At the wide Gateway a figure crossed in the morning mist. Tamar held her tongue while she tried to recognise him. His bulky figure stomped sluggishly along.

“Mrots? Wait, please!” She called out quietly.

He stopped in his tracks and turned to her. She caught up with him, forgetting quite how large he was, how rough his face was and how many battle scars crisscrossed his skin. His dancing inked figures seemed to be slowly awaking in the morning light, flexing and stretching. They must have enjoyed the night also, she thought.

“Yes, favoured one of Elior?” he asked in roguish yawn.

“May I ask you where Elior is?” Tamar tried to feign indifference.

“I last saw him with you, exiting by the water fall. I did not see him return.” He slurred.

“Oh, well, thank you.” She said, cringing at his stale breath. She scurried to give him a wide berth as he decided the conversation was finished.

“Make sure not to wake the beasts!” he laughed gruffly over his shoulder to her. She only watched him for a second before hurrying off to find the hollow tree. The courtyard was deserted. It was much harder to find the tree than she thought seeing as she had paid so little attention when brought here the first time. She really had been quite blind to it all at first she realised. But it hardly mattered now. Elior’s freedom mattered and with that she could help. Tree after tree she analysed, searching from every angle for an entrance. It took some time but after a while she knew she’d found it when it appeared like a wall in front of her, the most weathered and battered of them all.

The Night Ball had ceased to hold its magic over Tamar as she walked up the twisted stair case, occasionally stepping over creatures that hadn’t made it home. They smelt of stale sweat and smoke making Tamar retch inside. She moved around them carefully, not wishing to know what a startled Fallen was like when awoken by a stranger. The dance floor was scattered with dirt and slime and creatures lay passed out in dribs around the edges. The exhausted moon orbs bounced lightly around her, the only conscious being. She paused for a moment in the middle of the floor and felt pity surge through her for these pathetic beings. They had danced themselves sick, indulging in all the delights of the night for that momentary fix of satisfaction, only to awake the morning after with a little less dignity then before. A little further from redemption and craving that little bit more of things they couldn’t understand, ready to start the whole process again the following night. Elior wasn’t one of them.

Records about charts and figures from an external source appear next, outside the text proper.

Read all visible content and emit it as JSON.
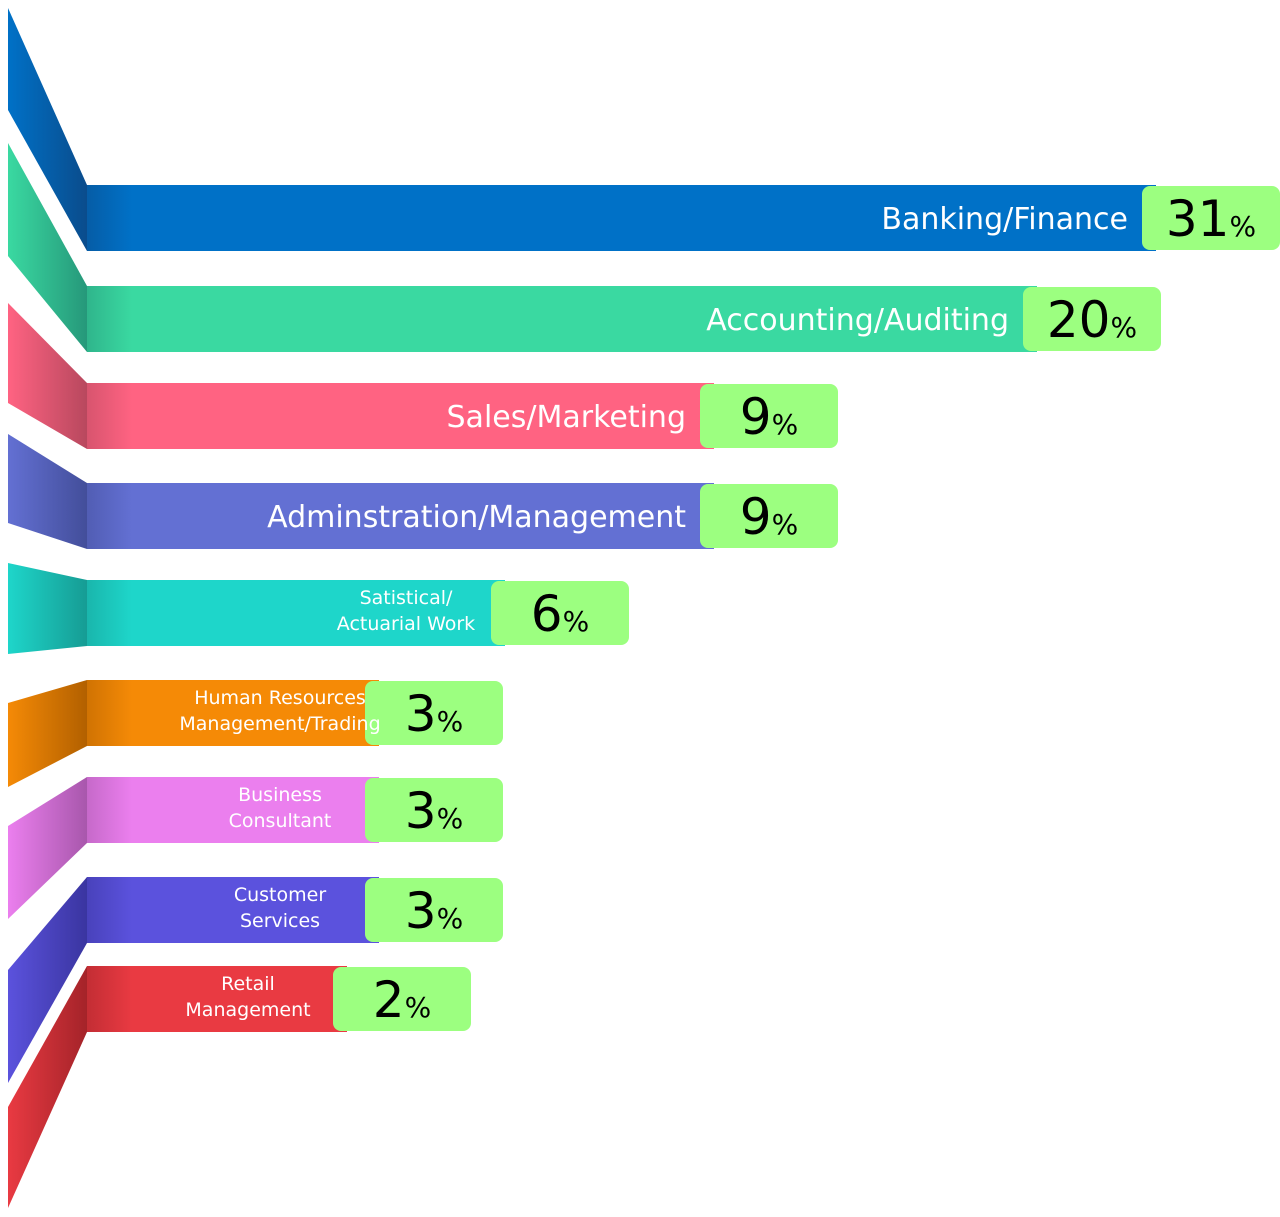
{
  "chart_data": {
    "type": "bar",
    "orientation": "horizontal",
    "categories": [
      "Banking/Finance",
      "Accounting/Auditing",
      "Sales/Marketing",
      "Adminstration/Management",
      "Satistical/ Actuarial Work",
      "Human Resources Management/Trading",
      "Business Consultant",
      "Customer Services",
      "Retail Management"
    ],
    "values": [
      31,
      20,
      9,
      9,
      6,
      3,
      3,
      3,
      2
    ],
    "value_suffix": "%",
    "bars": [
      {
        "label_lines": [
          "Banking/Finance"
        ],
        "value": 31,
        "color": "#0071C7",
        "ribbon": "#0A4C8C"
      },
      {
        "label_lines": [
          "Accounting/Auditing"
        ],
        "value": 20,
        "color": "#3AD9A1",
        "ribbon": "#26987A"
      },
      {
        "label_lines": [
          "Sales/Marketing"
        ],
        "value": 9,
        "color": "#FF6382",
        "ribbon": "#B8485E"
      },
      {
        "label_lines": [
          "Adminstration/Management"
        ],
        "value": 9,
        "color": "#6370D3",
        "ribbon": "#434E9A"
      },
      {
        "label_lines": [
          "Satistical/",
          "Actuarial Work"
        ],
        "value": 6,
        "color": "#1ED6CA",
        "ribbon": "#169C94"
      },
      {
        "label_lines": [
          "Human Resources",
          "Management/Trading"
        ],
        "value": 3,
        "color": "#F58A06",
        "ribbon": "#B26000"
      },
      {
        "label_lines": [
          "Business",
          "Consultant"
        ],
        "value": 3,
        "color": "#EB7FEE",
        "ribbon": "#A857AC"
      },
      {
        "label_lines": [
          "Customer",
          "Services"
        ],
        "value": 3,
        "color": "#5B52DD",
        "ribbon": "#3A35A0"
      },
      {
        "label_lines": [
          "Retail",
          "Management"
        ],
        "value": 2,
        "color": "#E93A42",
        "ribbon": "#A42329"
      }
    ],
    "badge_color": "#9CFF80",
    "title": "",
    "xlabel": "",
    "ylabel": ""
  }
}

Tip toeing further she reached the waterfall and passed by it to the outer walk ways. She noted how different it looked in the daylight, much like everything else here. The leaves seemed to hang lifeless and limp, the trees not bothering to feel the breeze when it passed through. Going carefully across the bridge Tamar found Elior almost exactly where she’d left him. He had shuffled back to lean against the bark and fallen asleep there. Eyelids resting he still looked unsettled and tense. It saddened her to know that even in his sleep he didn’t feel safe, he never knew peace.